Pour ne pas trop choquer, certains pantalons se donnent des allures de robes et s’appellent « robe du soir divisée ».
Aux Etats-Unis, les stars du cinéma de l’époque ont du style, de la personnalité et plusieurs d’entre elles arborent fièrement le pantalon ainsi Katharine Hepburn, rebelle absolue. Marlene Dietrich à son arrivée aux Etats-Unis en 1930 remarque que les hommes ne regardent pas les femmes en pantalon. A un tournant de sa carrière, Greta Garbo exigea d’interpréter, et le choix est plus que symbolique, le rôle de la reine Christine !
Pendant la guerre, les femmes travaillent en remplacement des hommes et il semble normal qu’elle puissent dans ces conditions particulières porter le pantalon.

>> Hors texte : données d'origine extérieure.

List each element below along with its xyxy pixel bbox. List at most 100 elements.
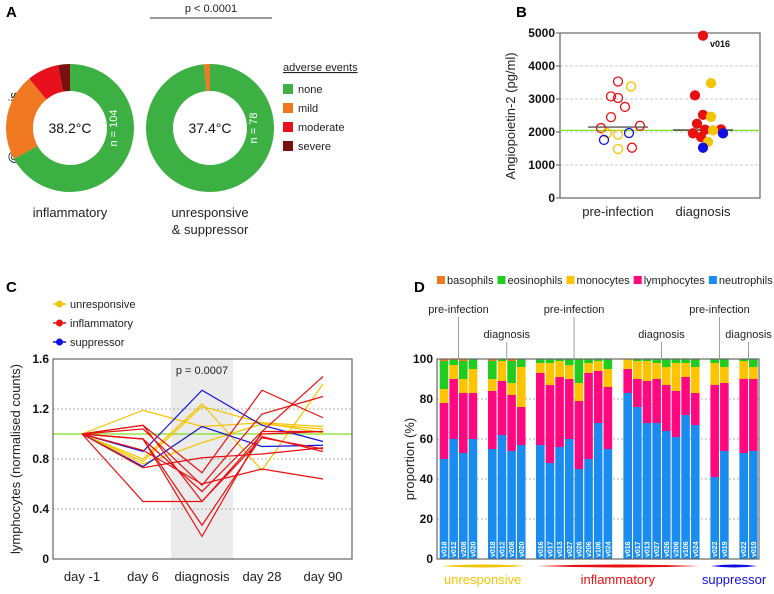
cohort-label-inflammatory: inflammatory xyxy=(581,572,656,587)
bar-segment-neutrophils xyxy=(652,423,661,559)
series-line-suppressor xyxy=(81,389,324,453)
bar-segment-monocytes xyxy=(642,361,652,381)
bar-segment-monocytes xyxy=(652,363,661,379)
bar-segment-lymphocytes xyxy=(439,403,449,459)
data-point-suppressor xyxy=(598,134,610,146)
bar-segment-monocytes xyxy=(507,383,516,395)
bar-label: v012 xyxy=(451,541,458,557)
bar-label: v019 xyxy=(751,541,758,557)
legend-label-inflammatory: inflammatory xyxy=(70,318,133,330)
bar-segment-basophils xyxy=(507,359,516,361)
donut-slice-mild xyxy=(6,78,47,159)
bar-label: v027 xyxy=(654,541,661,557)
bar-segment-lymphocytes xyxy=(662,385,671,431)
plot-frame xyxy=(559,32,761,199)
legend-swatch-basophils xyxy=(437,276,445,284)
y-tick-label: 2000 xyxy=(528,125,555,139)
bar-segment-lymphocytes xyxy=(574,401,584,469)
y-tick-label: 20 xyxy=(420,512,434,526)
bar-segment-eosinophils xyxy=(584,359,593,363)
bar-segment-monocytes xyxy=(603,369,613,387)
data-point-inflammatory xyxy=(605,112,617,123)
donut-slice-none xyxy=(13,64,134,192)
legend-swatch-eosinophils xyxy=(497,276,506,284)
bar-segment-lymphocytes xyxy=(468,393,478,439)
bar-segment-lymphocytes xyxy=(488,391,497,449)
legend-swatch-mild xyxy=(283,103,293,113)
bar-segment-monocytes xyxy=(545,363,555,385)
bar-segment-neutrophils xyxy=(468,439,478,559)
y-tick-label: 3000 xyxy=(528,92,555,106)
y-tick-label: 5000 xyxy=(528,26,555,40)
bar-segment-monocytes xyxy=(468,369,478,393)
bar-segment-eosinophils xyxy=(633,359,642,361)
bar-segment-monocytes xyxy=(459,379,468,393)
bar-segment-monocytes xyxy=(623,359,632,369)
bar-segment-neutrophils xyxy=(603,449,613,559)
bar-segment-eosinophils xyxy=(720,359,729,367)
bar-segment-lymphocytes xyxy=(671,391,681,437)
cohort-bar-inflammatory xyxy=(536,564,700,568)
bar-segment-eosinophils xyxy=(536,359,545,363)
y-tick-label: 1.6 xyxy=(32,352,49,366)
bar-segment-neutrophils xyxy=(710,477,719,559)
bar-segment-neutrophils xyxy=(671,437,681,559)
legend-label-basophils: basophils xyxy=(447,275,494,287)
bar-segment-neutrophils xyxy=(681,415,690,559)
bar-segment-eosinophils xyxy=(671,359,681,363)
series-line-unresponsive xyxy=(81,405,324,463)
y-tick-label: 80 xyxy=(420,392,434,406)
bar-segment-neutrophils xyxy=(439,459,449,559)
bar-label: v022 xyxy=(741,541,748,557)
donut-slice-none xyxy=(145,64,274,192)
y-tick-label: 0 xyxy=(426,552,433,566)
bar-segment-eosinophils xyxy=(652,359,661,363)
bar-segment-eosinophils xyxy=(603,359,613,369)
series-line-inflammatory xyxy=(81,430,323,538)
x-tick-label: day 6 xyxy=(127,569,159,584)
bar-label: v018 xyxy=(490,541,497,557)
bar-label: v024 xyxy=(693,541,700,557)
bar-label: v106 xyxy=(683,541,690,557)
data-point-inflammatory xyxy=(695,131,707,143)
bar-segment-eosinophils xyxy=(564,359,574,365)
bar-segment-neutrophils xyxy=(516,445,526,559)
bar-segment-lymphocytes xyxy=(633,379,642,407)
legend-cell-types: basophils eosinophils monocytes lymphocytes… xyxy=(437,275,773,287)
legend-swatch-lymphocytes xyxy=(633,276,642,284)
bar-segment-neutrophils xyxy=(584,459,593,559)
legend-marker-inflammatory xyxy=(56,319,63,327)
legend-adverse-events: none mild moderate severe xyxy=(283,84,344,153)
bar-segment-eosinophils xyxy=(681,359,690,363)
bar-segment-lymphocytes xyxy=(652,379,661,423)
legend-swatch-severe xyxy=(283,141,293,151)
y-tick-label: 0 xyxy=(548,191,555,205)
data-point-inflammatory xyxy=(619,101,631,113)
bar-segment-lymphocytes xyxy=(516,407,526,445)
y-tick-label: 40 xyxy=(420,472,434,486)
timepoint-label: pre-infection xyxy=(689,304,750,316)
bar-segment-lymphocytes xyxy=(690,393,700,425)
bar-segment-eosinophils xyxy=(739,359,748,361)
data-point-suppressor xyxy=(697,142,709,153)
bar-label: v206 xyxy=(673,541,680,557)
bar-segment-monocytes xyxy=(739,361,748,379)
legend-label-monocytes: monocytes xyxy=(577,275,631,287)
data-point-inflammatory xyxy=(612,76,624,87)
bar-segment-monocytes xyxy=(536,363,545,373)
panel-c-ylabel: lymphocytes (normalised counts) xyxy=(8,364,23,554)
bar-label: v027 xyxy=(567,541,574,557)
legend-label-mild: mild xyxy=(298,103,318,115)
bar-label: v024 xyxy=(605,541,612,557)
bar-segment-lymphocytes xyxy=(449,379,458,439)
bar-label: v208 xyxy=(509,541,516,557)
p-value-c: p = 0.0007 xyxy=(176,365,228,377)
bar-segment-eosinophils xyxy=(690,359,700,367)
bar-segment-eosinophils xyxy=(439,361,449,389)
bar-label: v020 xyxy=(470,541,477,557)
bar-segment-eosinophils xyxy=(497,359,507,361)
timepoint-label: diagnosis xyxy=(484,329,531,341)
panel-c-lines: lymphocytes (normalised counts) 0 0.4 0.8 1… xyxy=(8,299,353,584)
bar-segment-neutrophils xyxy=(459,453,468,559)
bar-segment-neutrophils xyxy=(497,435,507,559)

Pourtant en Italie, Mussolini l’interdit aux femmes parce qu’il utilise trop de tissu.
Le Deuxième sexe (1949) de Simone de Beauvoir se met sur la route de l’émancipation (le droit de vote a été accordé en 1944).
Les années 50 proposent et imposent le pantalon corsaire ; le fuseau s’échappe aussi des pistes de ski ; le pantalon est en marche. Marilyn est aussi sensuelle dans son jean, qui devient un vêtement emblématique d’une génération unisexe.

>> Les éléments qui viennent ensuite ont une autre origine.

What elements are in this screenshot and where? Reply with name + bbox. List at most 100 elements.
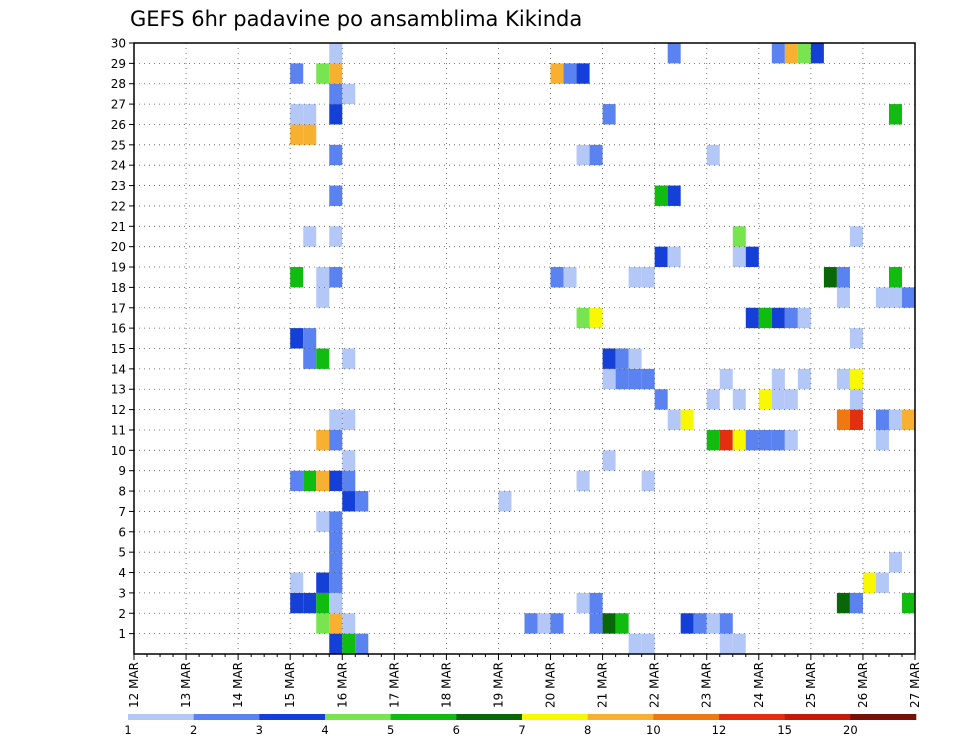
- heatmap-cell: [303, 470, 317, 492]
- heatmap-cell: [576, 470, 590, 492]
- colorbar-swatch: [390, 714, 457, 720]
- heatmap-cell: [680, 613, 694, 634]
- heatmap-cell: [329, 144, 343, 166]
- y-tick-label: 19: [111, 261, 126, 275]
- y-tick-label: 24: [111, 159, 126, 173]
- heatmap-cell: [576, 592, 590, 614]
- x-tick-label: 27 MAR: [908, 662, 922, 708]
- heatmap-cell: [329, 267, 343, 288]
- heatmap-cell: [550, 267, 564, 288]
- y-tick-label: 15: [111, 342, 126, 356]
- heatmap-cell: [849, 226, 863, 247]
- heatmap-cell: [329, 43, 343, 64]
- heatmap-cell: [706, 429, 720, 451]
- colorbar-label: 5: [387, 723, 394, 737]
- y-tick-label: 26: [111, 118, 126, 132]
- heatmap-cell: [628, 368, 642, 390]
- heatmap-cell: [901, 287, 915, 308]
- heatmap-cell: [329, 552, 343, 573]
- y-tick-label: 11: [111, 423, 126, 437]
- heatmap-cell: [784, 429, 798, 451]
- colorbar-label: 12: [712, 723, 727, 737]
- heatmap-cell: [316, 429, 330, 451]
- heatmap-cell: [836, 368, 850, 390]
- heatmap-cell: [862, 572, 876, 593]
- heatmap-cell: [875, 409, 889, 430]
- colorbar-label: 15: [777, 723, 792, 737]
- chart-title: GEFS 6hr padavine po ansamblima Kikinda: [130, 7, 582, 31]
- heatmap-cell: [875, 429, 889, 451]
- x-tick-label: 18 MAR: [439, 662, 453, 708]
- gridlines: [134, 42, 915, 654]
- y-tick-label: 9: [118, 464, 126, 478]
- heatmap-cell: [771, 307, 785, 329]
- y-tick-label: 16: [111, 322, 126, 336]
- x-tick-label: 25 MAR: [804, 662, 818, 708]
- heatmap-cell: [693, 613, 707, 634]
- colorbar-swatch: [522, 714, 588, 720]
- heatmap-cell: [836, 287, 850, 308]
- heatmap-cell: [329, 185, 343, 206]
- heatmap-cell: [641, 368, 655, 390]
- heatmap-cell: [303, 124, 317, 145]
- heatmap-cell: [758, 429, 772, 451]
- heatmap-cell: [732, 246, 746, 268]
- heatmap-cell: [784, 307, 798, 329]
- heatmap-cell: [849, 389, 863, 410]
- heatmap-cell: [329, 633, 343, 654]
- heatmap-cell: [771, 389, 785, 410]
- heatmap-cell: [654, 389, 668, 410]
- heatmap-cell: [654, 246, 668, 268]
- y-tick-label: 22: [111, 199, 126, 213]
- x-axis: 12 MAR 13 MAR 14 MAR 15 MAR 16 MAR 17 MAR 18 M…: [127, 654, 922, 708]
- heatmap-cell: [706, 613, 720, 634]
- heatmap-cell: [719, 613, 733, 634]
- heatmap-cell: [667, 409, 681, 430]
- heatmap-cell: [329, 613, 343, 634]
- heatmap-cell: [888, 287, 902, 308]
- colorbar-label: 8: [584, 723, 591, 737]
- heatmap-cell: [797, 43, 811, 64]
- heatmap-cell: [316, 592, 330, 614]
- heatmap-cells: [290, 43, 915, 654]
- heatmap-cell: [719, 633, 733, 654]
- heatmap-cell: [329, 226, 343, 247]
- heatmap-cell: [329, 429, 343, 451]
- colorbar-swatch: [325, 714, 391, 720]
- colorbar-label: 6: [453, 723, 460, 737]
- y-tick-label: 25: [111, 138, 126, 152]
- heatmap-cell: [628, 633, 642, 654]
- heatmap-cell: [316, 63, 330, 84]
- heatmap-cell: [316, 267, 330, 288]
- heatmap-cell: [329, 104, 343, 125]
- y-tick-label: 12: [111, 403, 126, 417]
- heatmap-cell: [589, 307, 603, 329]
- heatmap-cell: [576, 144, 590, 166]
- heatmap-cell: [641, 470, 655, 492]
- heatmap-cell: [329, 511, 343, 532]
- y-tick-label: 17: [111, 301, 126, 315]
- colorbar-label: 10: [646, 723, 661, 737]
- heatmap-cell: [602, 613, 616, 634]
- heatmap-cell: [836, 267, 850, 288]
- heatmap-cell: [498, 491, 512, 512]
- colorbar-label: 3: [256, 723, 263, 737]
- colorbar-label: 7: [518, 723, 525, 737]
- heatmap-cell: [628, 348, 642, 369]
- colorbar-swatch: [128, 714, 194, 720]
- x-tick-label: 17 MAR: [387, 662, 401, 708]
- heatmap-cell: [888, 267, 902, 288]
- heatmap-cell: [706, 389, 720, 410]
- x-tick-label: 14 MAR: [231, 662, 245, 708]
- heatmap-cell: [823, 267, 837, 288]
- heatmap-cell: [745, 429, 759, 451]
- heatmap-cell: [342, 613, 356, 634]
- heatmap-cell: [784, 389, 798, 410]
- heatmap-cell: [329, 409, 343, 430]
- heatmap-cell: [875, 572, 889, 593]
- heatmap-cell: [303, 348, 317, 369]
- y-tick-label: 4: [118, 566, 126, 580]
- y-axis: 1234567891011121314151617181920212223242…: [111, 37, 134, 641]
- heatmap-cell: [316, 613, 330, 634]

Les années 60 ont une vision futuriste de l’an 2.000. Courrèges imagine la conquête de la lune, habille sa femme de blanc ou de pastels et lui propose mini-jupe ou pantalon. La confusion des genres s’instaure et participe à une future assimilation du pantalon pour les femmes.
Yves Saint Laurent habille la femme et la trouve superbe quand elle emprunte son style au vestiaire masculin. Il associe caban et pantalon. Avec le smoking pour femme, il impose (pas simplement) le pantalon du soir, habillé. Dans un restaurant à New York en 1968, Nan Kempner s’en vit refuser l’accès avec son tailleur pantalon (à voir dans l’exposition Yves Saint Laurent au Petit Palais). Pour pouvoir finalement y dîner, elle enleva le pantalon et resta en veste !
Sonia Rykiel émancipe aussi la femme, met les coutures de ses pulls à l’envers et crée des ensembles masculin-féminin avec des pantalons fluides.`
Le pantaon chez Rykiel un classique jusqu’à aujourd’hui.
Mais 68 se passe sur les barricades et en 69 un conseiller de Paris, le Dr Bernard Lefay, demande au préfet une modernisation de la réglementation de 1800 puisque « la désuétude ne peut se substituer à un texte formel ». Le préfet ne voit pas l’utilité de « changer des textes auxquels les variations prévisibles ou imprévisibles de la mode peuvent à tout moment rendre leur actualité. » Pas de remous et pas de changement !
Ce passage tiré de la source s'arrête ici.